Entities / Domain Models¶
When creating a model, extend the class Cyberhouse\DoctrineORM\Domain\Model\AbstractDoctrineEntity
. The recommendations and best practices of naming tables in TYPO3 extensions apply as well.
A simple Task
model of a Todo list could look like this:
namespace Vendor\Todolist\Domain\Model;
use Cyberhouse\DoctrineORM\Domain\Model\AbstractDoctrineEntity;
use Doctrine\ORM\Mapping as ORM;
/**
* A task entity
*
* @ORM\Entity
* @ORM\Table(name="tx_todolist_task")
*/
class Task extends AbstractDoctrineEntity {
/**
* @ORM\Column(type="string")
* @var string
*/
private $name;
}
All data types supported by Doctrine may be used. If the model contains a TCA declaration and can be edited via TCEforms in the TYPO3 backend, the annotation @ORM\Column(columnDefinition="")

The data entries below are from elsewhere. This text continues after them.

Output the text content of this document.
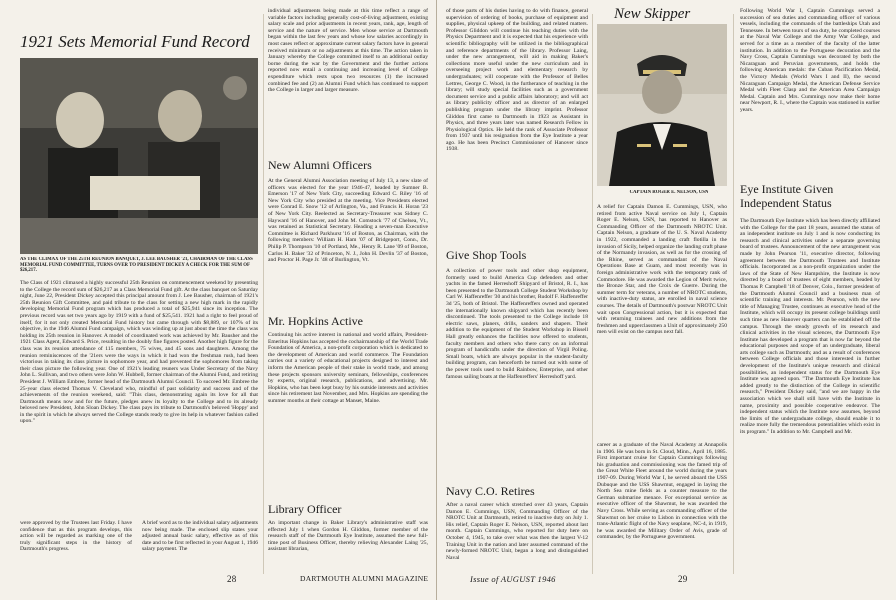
1921 Sets Memorial Fund Record
AS THE CLIMAX OF THE 25TH REUNION BANQUET, J. LEE BAUSHER '21, CHAIRMAN OF THE CLASS MEMORIAL FUND COMMITTEE, TURNS OVER TO PRESIDENT DICKEY A CHECK FOR THE SUM OF $26,217.

The Class of 1921 climaxed a highly successful 25th Reunion on commencement weekend by presenting to the College the record sum of $26,217 as a Class Memorial Fund gift. At the class banquet on Saturday night, June 22, President Dickey accepted this principal amount from J. Lee Bausher, chairman of 1921's 25th Reunion Gift Committee, and paid tribute to the class for setting a new high mark in the rapidly developing Memorial Fund program which has produced a total of $25,941 since its inception. The previous record was set two years ago by 1919 with a fund of $25,541. 1921 had a right to feel proud of itself, for it not only created Memorial Fund history but came through with $8,889, or 107% of its objective, in the 1946 Alumni Fund campaign, which was winding up at just about the time the class was holding its 25th reunion in Hanover. A model of coordinated work was achieved by Mr. Bausher and the 1921 Class Agent, Edward S. Price, resulting in the doubly fine figures posted. Another high figure for the class was its reunion attendance of 115 members, 75 wives, and 45 sons and daughters. Among the reunion reminiscences of the '21ers were the ways in which it had won the freshman rush, had been victorious in taking its class picture in sophomore year, and had prevented the sophomores from taking their class picture the following year. One of 1921's leading reuners was Under Secretary of the Navy John L. Sullivan, and two others were John W. Hubbell, former chairman of the Alumni Fund, and retiring President J. William Embree, former head of the Dartmouth Alumni Council. To succeed Mr. Embree the 25-year class elected Thomas V. Cleveland who, mindful of past solidarity and success and of the achievements of the reunion weekend, said: "This class, demonstrating again its love for all that Dartmouth means now and for the future, pledges anew its loyalty to the College and to its already beloved new President, John Sloan Dickey. The class pays its tribute to Dartmouth's beloved 'Hoppy' and in the spirit in which he always served the College stands ready to give its help in whatever fashion called upon."

were approved by the Trustees last Friday. I have confidence that as this program develops, this action will be regarded as marking one of the truly significant steps in the history of Dartmouth's progress.

A brief word as to the individual salary adjustments now being made. The enclosed slip states your adjusted annual basic salary, effective as of this date and to be first reflected in your August 1, 1946 salary payment. The

individual adjustments being made at this time reflect a range of variable factors including generally cost-of-living adjustment, existing salary scale and prior adjustments in recent years, rank, age, length of service and the nature of service. Men whose service at Dartmouth began within the last few years and whose low salaries accordingly in most cases reflect or approximate current salary factors have in general received minimum or no adjustments at this time. The action taken in January whereby the College committed itself to an additional outlay borne during the war by the Government and the further actions reported now entail a continuing and increasing level of College expenditure which rests upon two resources (1) the increased combined fee and (2) an Alumni Fund which has continued to support the College in larger and larger measure.

New Alumni Officers

At the General Alumni Association meeting of July 13, a new slate of officers was elected for the year 1946-47, headed by Sumner B. Emerson '17 of New York City, succeeding Edward C. Riley '16 of New York City who presided at the meeting. Vice Presidents elected were Conrad E. Snow '12 of Arlington, Va., and Francis H. Horan '23 of New York City. Reelected as Secretary-Treasurer was Sidney C. Hayward '16 of Hanover, and John M. Comstock '77 of Chelsea, Vt., was retained as Statistical Secretary. Heading a seven-man Executive Committee is Richard Parkhurst '16 of Boston, as Chairman, with the following members: William H. Ham '07 of Bridgeport, Conn., Dr. Philip P. Thompson '10 of Portland, Me., Henry R. Lane '09 of Boston, Carlos H. Baker '32 of Princeton, N. J., John H. Devlin '37 of Boston, and Proctor H. Page Jr. '48 of Burlington, Vt.

Mr. Hopkins Active

Continuing his active interest in national and world affairs, President-Emeritus Hopkins has accepted the cochairmanship of the World Trade Foundation of America, a non-profit corporation which is dedicated to the development of American and world commerce. The Foundation carries out a variety of educational projects designed to interest and inform the American people of their stake in world trade, and among these projects sponsors university seminars, fellowships, conferences by experts, original research, publications, and advertising. Mr. Hopkins, who has been kept busy by his outside interests and activities since his retirement last November, and Mrs. Hopkins are spending the summer months at their cottage at Manset, Maine.

Library Officer

An important change in Baker Library's administrative staff was effected July 1 when Gordon H. Gliddon, former member of the research staff of the Dartmouth Eye Institute, assumed the new full-time post of Business Officer, thereby relieving Alexander Laing '25, assistant librarian,

28	DARTMOUTH ALUMNI MAGAZINE

of those parts of his duties having to do with finance, general supervision of ordering of books, purchase of equipment and supplies, physical upkeep of the building, and related matters. Professor Gliddon will continue his teaching duties with the Physics Department and it is expected that his experience with scientific bibliography will be utilized in the bibliographical and reference departments of the library. Professor Laing, under the new arrangement, will aid in making Baker's collections more useful under the new curriculum and in overseeing project work and elementary research by undergraduates; will cooperate with the Professor of Belles Lettres, George C. Wood, in the furtherance of teaching in the library; will study special facilities such as a government document service and a public affairs laboratory; and will act as library publicity officer and as director of an enlarged publishing program under the library imprint. Professor Gliddon first came to Dartmouth in 1923 as Assistant in Physics, and three years later was named Research Fellow in Physiological Optics. He held the rank of Associate Professor from 1937 until his resignation from the Eye Institute a year ago. He has been Precinct Commissioner of Hanover since 1938.

Give Shop Tools

A collection of power tools and other shop equipment, formerly used to build America Cup defenders and other yachts in the famed Herreshoff Shipyard of Bristol, R. I., has been presented to the Dartmouth College Student Workshop by Carl W. Haffenreffer '30 and his brother, Rudolf F. Haffenreffer 3d '25, both of Bristol. The Haffenreffers owned and operated the internationally known shipyard which has recently been discontinued. The tools presented to the College include 18 electric saws, planers, drills, sanders and shapers. Their addition to the equipment of the Student Workshop in Bissell Hall greatly enhances the facilities now offered to students, faculty members and others who there carry on an informal program of handicrafts under the direction of Virgil Poling. Small boats, which are always popular in the student-faculty building program, can henceforth be turned out with some of the power tools used to build Rainbow, Enterprise, and other famous sailing boats at the Haffenreffers' Herreshoff yard.

Navy C.O. Retires

After a naval career which stretched over 43 years, Captain Damon E. Cummings, USN, Commanding Officer of the NROTC Unit at Dartmouth, retired to inactive duty on July 1. His relief, Captain Roger E. Nelson, USN, reported about last month. Captain Cummings, who reported for duty here on October 4, 1945, to take over what was then the largest V-12 Training Unit in the nation and later assumed command of the newly-formed NROTC Unit, began a long and distinguished Naval

New Skipper
CAPTAIN ROGER E. NELSON, USN

A relief for Captain Damon E. Cummings, USN, who retired from active Naval service on July 1, Captain Roger E. Nelson, USN, has reported to Hanover as Commanding Officer of the Dartmouth NROTC Unit. Captain Nelson, a graduate of the U. S. Naval Academy in 1922, commanded a landing craft flotilla in the invasion of Sicily, helped organize the landing craft phase of the Normandy invasion, as well as for the crossing of the Rhine, served as commandant of the Naval Operations Base at Guam, and most recently was in foreign administrative work with the temporary rank of Commodore. He was awarded the Legion of Merit twice, the Bronze Star, and the Croix de Guerre. During the summer term for veterans, a number of NROTC students, with inactive-duty status, are enrolled in naval science courses. The details of Dartmouth's postwar NROTC Unit wait upon Congressional action, but it is expected that with returning trainees and new additions from the freshmen and upperclassmen a Unit of approximately 250 men will exist on the campus next fall.

career as a graduate of the Naval Academy at Annapolis in 1906. He was born in St. Cloud, Minn., April 16, 1885. First important cruise for Captain Cummings following his graduation and commissioning was the famed trip of the Great White Fleet around the world during the years 1907-09. During World War I, he served aboard the USS Dubuque and the USS Shawmut, engaged in laying the North Sea mine fields as a counter measure to the German submarine menace. For exceptional service as executive officer of the Shawmut, he was awarded the Navy Cross. While serving as commanding officer of the Shawmut on her cruise to Lisbon in connection with the trans-Atlantic flight of the Navy seaplane, NC-4, in 1919, he was awarded the Military Order of Avis, grade of commander, by the Portuguese government.

Following World War I, Captain Cummings served a succession of sea duties and commanding officer of various vessels, including the commands of the battleships Utah and Tennessee. In between tours of sea duty, he completed courses at the Naval War College and the Army War College, and served for a time as a member of the faculty of the latter institution. In addition to the Portuguese decoration and the Navy Cross, Captain Cummings was decorated by both the Nicaraguan and Peruvian governments, and holds the following American medals: the Cuban Pacification Medal, the Victory Medals (World Wars I and II), the second Nicaraguan Campaign Medal, the American Defense Service Medal with Fleet Clasp and the American Area Campaign Medal. Captain and Mrs. Cummings now make their home near Newport, R. I., where the Captain was stationed in earlier years.

Eye Institute Given Independent Status

The Dartmouth Eye Institute which has been directly affiliated with the College for the past 18 years, assumed the status of an independent institute on July 1 and is now conducting its research and clinical activities under a separate governing board of trustees. Announcement of the new arrangement was made by John Pearson '11, executive director, following agreement between the Dartmouth Trustees and Institute officials. Incorporated as a non-profit organization under the laws of the State of New Hampshire, the Institute is now directed by a board of trustees of eight members, headed by Thomas P. Campbell '18 of Denver, Colo., former president of the Dartmouth Alumni Council and a business man of scientific training and interests. Mr. Pearson, with the new title of Managing Trustee, continues as executive head of the Institute, which will occupy its present college buildings until such time as new Hanover quarters can be established off the campus. Through the steady growth of its research and clinical activities in the visual sciences, the Dartmouth Eye Institute has developed a program that is now far beyond the educational purposes and scope of an undergraduate, liberal arts college such as Dartmouth; and as a result of conferences between College officials and those interested in further development of the Institute's unique research and clinical possibilities, an independent status for the Dartmouth Eye Institute was agreed upon. "The Dartmouth Eye Institute has added greatly to the distinction of the College in scientific research," President Dickey said, "and we are happy in the association which we shall still have with the Institute in name, proximity and possible cooperative endeavor. The independent status which the Institute now assumes, beyond the limits of the undergraduate college, should enable it to realize more fully the tremendous potentialities which exist in its program." In addition to Mr. Campbell and Mr.

Issue of AUGUST 1946	29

might be useful to ensure a field configuration that is compatible with the FormEngine.
Repositories¶
Repositiories can be used and added like Extbase repositories. The repository class for the previous Task
example simply looks like this:
namespace Vendor\Todolist\Domain\Repository;
use Cyberhouse\DoctrineORM\Domain\Repository\AbstractDoctrineRepository;
class TaskRepository extends AbstractDoctrineRepository
{
}
This class can then be injected into a controller like a common Extbase repository.
Warning
Do NOT use the annotation @ORM\Entity(repositoryClass="TaskRepository")
with the AbstractDoctrineRepository
. These are not compatible. The DoctrineRepository is mainly a wrapper around an EntityManager instance which is the other way around Doctrine usually handles repositories.
Query Objects¶
There are three ways to query objects via a doctrine repository:
Extbase QOM objects¶
These work exactly like their extbase counter parts of TYPO3. Use the createQuery
method
to create one and add constraints.
$query = $taskRepository->createQuery();
$query->matching($query->like('title', '%important%'));
$result = $query->execute();
Because of the very different interfaces of Doctrine ORM and extbase in this regard, there are several important differences to the standard query API that need to be considered:
- The
logicalNot
function does not work. Use the replacementnot
instead. The former requires aConstraintInterface
object as an argument that is not compatible with Doctrine ORM expressions. - Query settings are not supported
- Method
getSource
will return the underlyingQueryBuilder
instead of aSourceInterface
. - Previously set orderings can't be retrieved with
getOrderings
. If this information is required, it must be kept somewhere else because the QueryBuilder does not return this information. - The
getStatement
method will return a DQL query.
The Doctrine query builder¶
Use the repository method createOrmQuery
to get a query builder of Doctine ORM itself. Its interface
is almost identical to the QueryBuilder of the Doctrine DBAL query builder, which is already part of the TYPO3 core.
The main difference is, that it works on entities rather than tables. Please see the Doctrine documentation for details.
$query = $taskRepository->createOrmQuery();
$query->select('t')
->from(Task::class, 't')
->where($query->expr()->like('t.title', '%important%'))
->getResult();
DQL queries¶
Doctrine ORM has its own query language: Doctrine Query Language or DQL. Use the repository
method createDqlQuery
to fetch objects via DQL:
$query = $taskRepository->createDqlQuery('SELECT t FROM Task t WHERE t.title LIKE \'%important%\'');
$tasks = $query->getResult();
Please see the DQL documentation for details.